Republican primary for New Mexico House of Representatives District 51, 2024
| Party | Candidate | Votes | % |
|---|---|---|---|
| Republican | John Block | 1,999 | 100 |

=== 2024 General election ===

General election for New Mexico House of Representatives District 51, 2024
| Party | Candidate | Votes | % |
|---|---|---|---|
| Republican | John Block | 7,424 | 61.5 |
| Democratic | Ashlie Myers | 4,653 | 38.5 |

== Political positions ==
=== Energy ===

Block is in favor of expanding oil, gas, and coal production by striking legislation such as 2019’s Energy Transition Act.

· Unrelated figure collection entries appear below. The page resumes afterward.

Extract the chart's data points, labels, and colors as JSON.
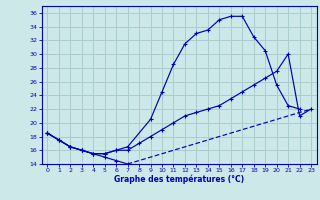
{
  "xlabel": "Graphe des températures (°C)",
  "xlim": [
    -0.5,
    23.5
  ],
  "ylim": [
    14,
    37
  ],
  "yticks": [
    14,
    16,
    18,
    20,
    22,
    24,
    26,
    28,
    30,
    32,
    34,
    36
  ],
  "xticks": [
    0,
    1,
    2,
    3,
    4,
    5,
    6,
    7,
    8,
    9,
    10,
    11,
    12,
    13,
    14,
    15,
    16,
    17,
    18,
    19,
    20,
    21,
    22,
    23
  ],
  "bg_color": "#cce8e8",
  "line_color": "#0000bb",
  "grid_color": "#aacccc",
  "curve_max_x": [
    0,
    1,
    2,
    3,
    4,
    5,
    6,
    7,
    9,
    10,
    11,
    12,
    13,
    14,
    15,
    16,
    17,
    18,
    19,
    20,
    21,
    22
  ],
  "curve_max_y": [
    18.5,
    17.5,
    16.5,
    16.0,
    15.5,
    15.5,
    16.0,
    16.5,
    20.5,
    24.5,
    28.5,
    31.5,
    33.0,
    33.5,
    35.0,
    35.5,
    35.5,
    32.5,
    30.5,
    25.5,
    22.5,
    22.0
  ],
  "curve_mean_x": [
    0,
    1,
    2,
    3,
    4,
    5,
    6,
    7,
    8,
    9,
    10,
    11,
    12,
    13,
    14,
    15,
    16,
    17,
    18,
    19,
    20,
    21,
    22,
    23
  ],
  "curve_mean_y": [
    18.5,
    17.5,
    16.5,
    16.0,
    15.5,
    15.5,
    16.0,
    16.0,
    17.0,
    18.0,
    19.0,
    20.0,
    21.0,
    21.5,
    22.0,
    22.5,
    23.5,
    24.5,
    25.5,
    26.5,
    27.5,
    30.0,
    21.0,
    22.0
  ],
  "curve_min_solid_x": [
    0,
    1,
    2,
    3,
    4,
    5,
    6,
    7
  ],
  "curve_min_solid_y": [
    18.5,
    17.5,
    16.5,
    16.0,
    15.5,
    15.0,
    14.5,
    14.0
  ],
  "curve_min_dash_x": [
    7,
    8,
    9,
    10,
    11,
    12,
    13,
    14,
    15,
    16,
    17,
    18,
    19,
    20,
    21,
    22,
    23
  ],
  "curve_min_dash_y": [
    14.0,
    14.5,
    15.0,
    15.5,
    16.0,
    16.5,
    17.0,
    17.5,
    18.0,
    18.5,
    19.0,
    19.5,
    20.0,
    20.5,
    21.0,
    21.5,
    22.0
  ]
}
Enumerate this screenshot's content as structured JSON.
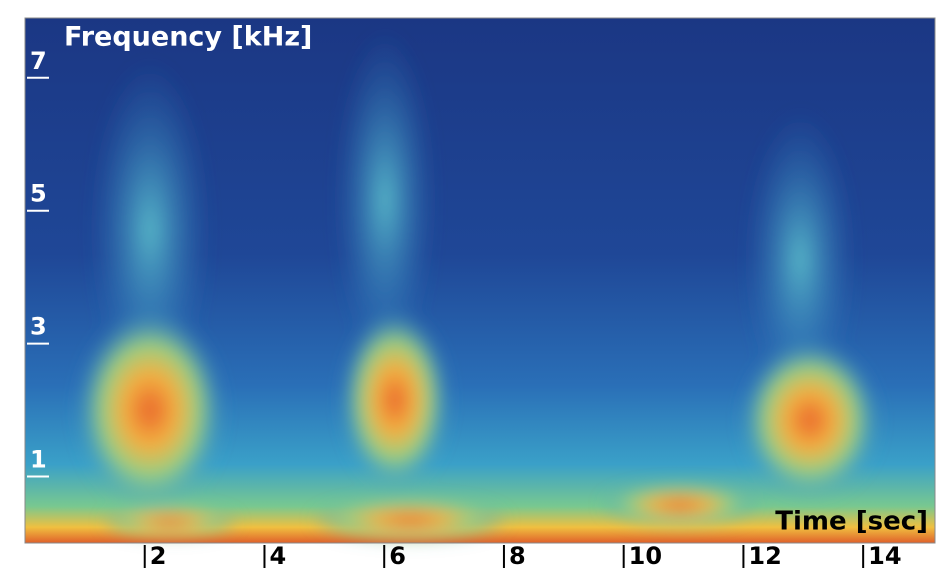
{
  "chart_data": {
    "type": "spectrogram",
    "y_label": "Frequency [kHz]",
    "x_label": "Time [sec]",
    "xlim": [
      0,
      15.2
    ],
    "xticks": [
      2,
      4,
      6,
      8,
      10,
      12,
      14
    ],
    "ylim": [
      0,
      7.9
    ],
    "yticks": [
      1,
      3,
      5,
      7
    ]
  }
}
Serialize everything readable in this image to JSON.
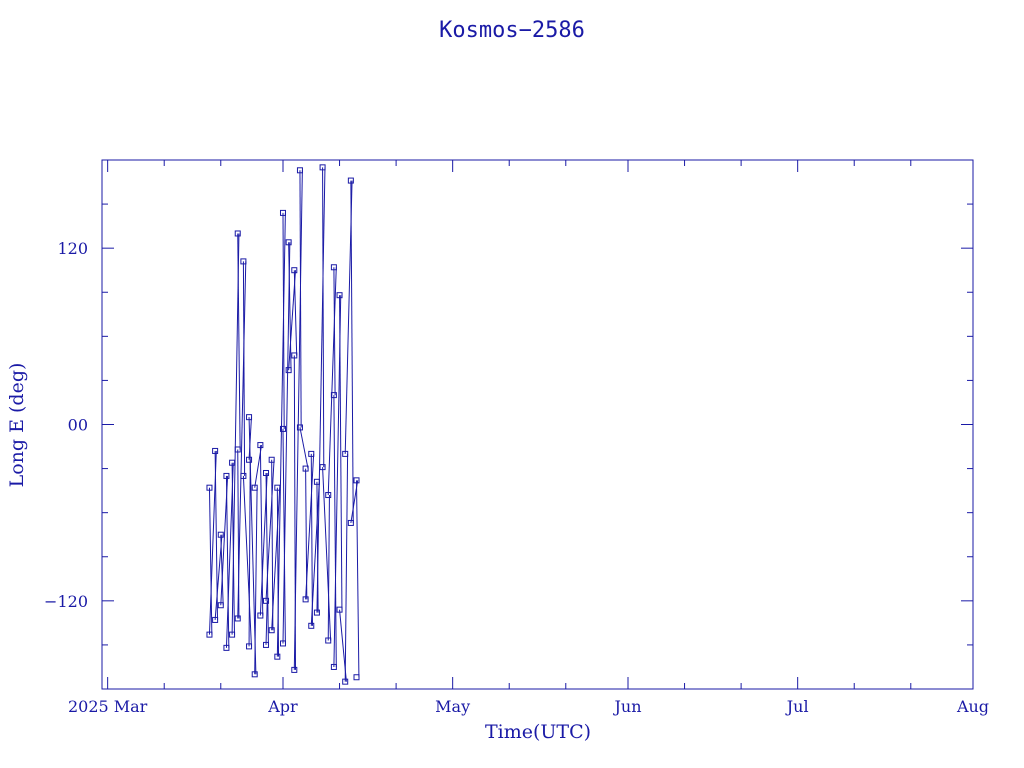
{
  "chart_data": {
    "type": "line",
    "title": "Kosmos−2586",
    "xlabel": "Time(UTC)",
    "ylabel": "Long E (deg)",
    "x_range": [
      "2025-02-28",
      "2025-08-01"
    ],
    "ylim": [
      -180,
      180
    ],
    "x_ticks": [
      {
        "date": "2025-03-01",
        "label": "2025 Mar"
      },
      {
        "date": "2025-04-01",
        "label": "Apr"
      },
      {
        "date": "2025-05-01",
        "label": "May"
      },
      {
        "date": "2025-06-01",
        "label": "Jun"
      },
      {
        "date": "2025-07-01",
        "label": "Jul"
      },
      {
        "date": "2025-08-01",
        "label": "Aug"
      }
    ],
    "y_ticks": [
      {
        "value": 120,
        "label": "120"
      },
      {
        "value": 0,
        "label": "00"
      },
      {
        "value": -120,
        "label": "−120"
      }
    ],
    "marker": "square",
    "color": "#1a1aa6",
    "series": [
      {
        "values": [
          {
            "x": "2025-03-19",
            "y": -43
          },
          {
            "x": "2025-03-19",
            "y": -143
          },
          {
            "x": "2025-03-20",
            "y": -18
          },
          {
            "x": "2025-03-20",
            "y": -133
          },
          {
            "x": "2025-03-21",
            "y": -75
          },
          {
            "x": "2025-03-21",
            "y": -123
          },
          {
            "x": "2025-03-22",
            "y": -35
          },
          {
            "x": "2025-03-22",
            "y": -152
          },
          {
            "x": "2025-03-23",
            "y": -26
          },
          {
            "x": "2025-03-23",
            "y": -143
          },
          {
            "x": "2025-03-24",
            "y": 130
          },
          {
            "x": "2025-03-24",
            "y": -17
          },
          {
            "x": "2025-03-24",
            "y": -132
          },
          {
            "x": "2025-03-25",
            "y": 111
          },
          {
            "x": "2025-03-25",
            "y": -35
          },
          {
            "x": "2025-03-26",
            "y": -151
          },
          {
            "x": "2025-03-26",
            "y": -24
          },
          {
            "x": "2025-03-26",
            "y": 5
          },
          {
            "x": "2025-03-27",
            "y": -170
          },
          {
            "x": "2025-03-27",
            "y": -43
          },
          {
            "x": "2025-03-28",
            "y": -14
          },
          {
            "x": "2025-03-28",
            "y": -130
          },
          {
            "x": "2025-03-29",
            "y": -33
          },
          {
            "x": "2025-03-29",
            "y": -150
          },
          {
            "x": "2025-03-29",
            "y": -120
          },
          {
            "x": "2025-03-30",
            "y": -24
          },
          {
            "x": "2025-03-30",
            "y": -140
          },
          {
            "x": "2025-03-31",
            "y": -43
          },
          {
            "x": "2025-03-31",
            "y": -158
          },
          {
            "x": "2025-04-01",
            "y": 144
          },
          {
            "x": "2025-04-01",
            "y": -3
          },
          {
            "x": "2025-04-01",
            "y": -149
          },
          {
            "x": "2025-04-02",
            "y": 124
          },
          {
            "x": "2025-04-02",
            "y": 37
          },
          {
            "x": "2025-04-03",
            "y": 105
          },
          {
            "x": "2025-04-03",
            "y": 47
          },
          {
            "x": "2025-04-03",
            "y": -167
          },
          {
            "x": "2025-04-04",
            "y": 173
          },
          {
            "x": "2025-04-04",
            "y": -2
          },
          {
            "x": "2025-04-05",
            "y": -30
          },
          {
            "x": "2025-04-05",
            "y": -119
          },
          {
            "x": "2025-04-06",
            "y": -20
          },
          {
            "x": "2025-04-06",
            "y": -137
          },
          {
            "x": "2025-04-07",
            "y": -39
          },
          {
            "x": "2025-04-07",
            "y": -128
          },
          {
            "x": "2025-04-08",
            "y": 175
          },
          {
            "x": "2025-04-08",
            "y": -29
          },
          {
            "x": "2025-04-09",
            "y": -147
          },
          {
            "x": "2025-04-09",
            "y": -48
          },
          {
            "x": "2025-04-10",
            "y": 107
          },
          {
            "x": "2025-04-10",
            "y": 20
          },
          {
            "x": "2025-04-10",
            "y": -165
          },
          {
            "x": "2025-04-11",
            "y": 88
          },
          {
            "x": "2025-04-11",
            "y": -126
          },
          {
            "x": "2025-04-12",
            "y": -175
          },
          {
            "x": "2025-04-12",
            "y": -20
          },
          {
            "x": "2025-04-13",
            "y": 166
          },
          {
            "x": "2025-04-13",
            "y": -67
          },
          {
            "x": "2025-04-14",
            "y": -38
          },
          {
            "x": "2025-04-14",
            "y": -172
          }
        ]
      }
    ]
  }
}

In 2025, he introduced House Bill 45, a 3.75% excise tax on renewable energy, which the Southwest Public Policy Institute (SPPI) opposed, calling it "anti-free market and harmful to consumers."

=== Abortion and assisted suicide ===

Block has said, "I believe in the right to life from conception to natural death." His position has been reported as opposing abortion.

=== Second Amendment ===

Block supports Constitutional Carry (Permitless Carry) legislation and opposes legislation that “would restrict New Mexicans’ rights to own and carry a firearm.”

=== Education ===

Block believes in dismantling the New Mexico Public Education Department and instead empowering decision-making in the individual school districts.

=== Taxation ===
In 2025, Representative John Block introduced House Bill 45, proposing a 3.75% excise tax on renewable energy production to fund the Severance Tax Permanent Fund.

== Personal life ==

Block is openly gay, Christian, and is of Hispanic and Native American descent.

Block attended the January 6 United States Capitol attack in 2021. However, he maintains that he did not enter any restricted areas. When reached for comment, the FBI informed media outlets that they could neither confirm nor deny that Block was being investigated.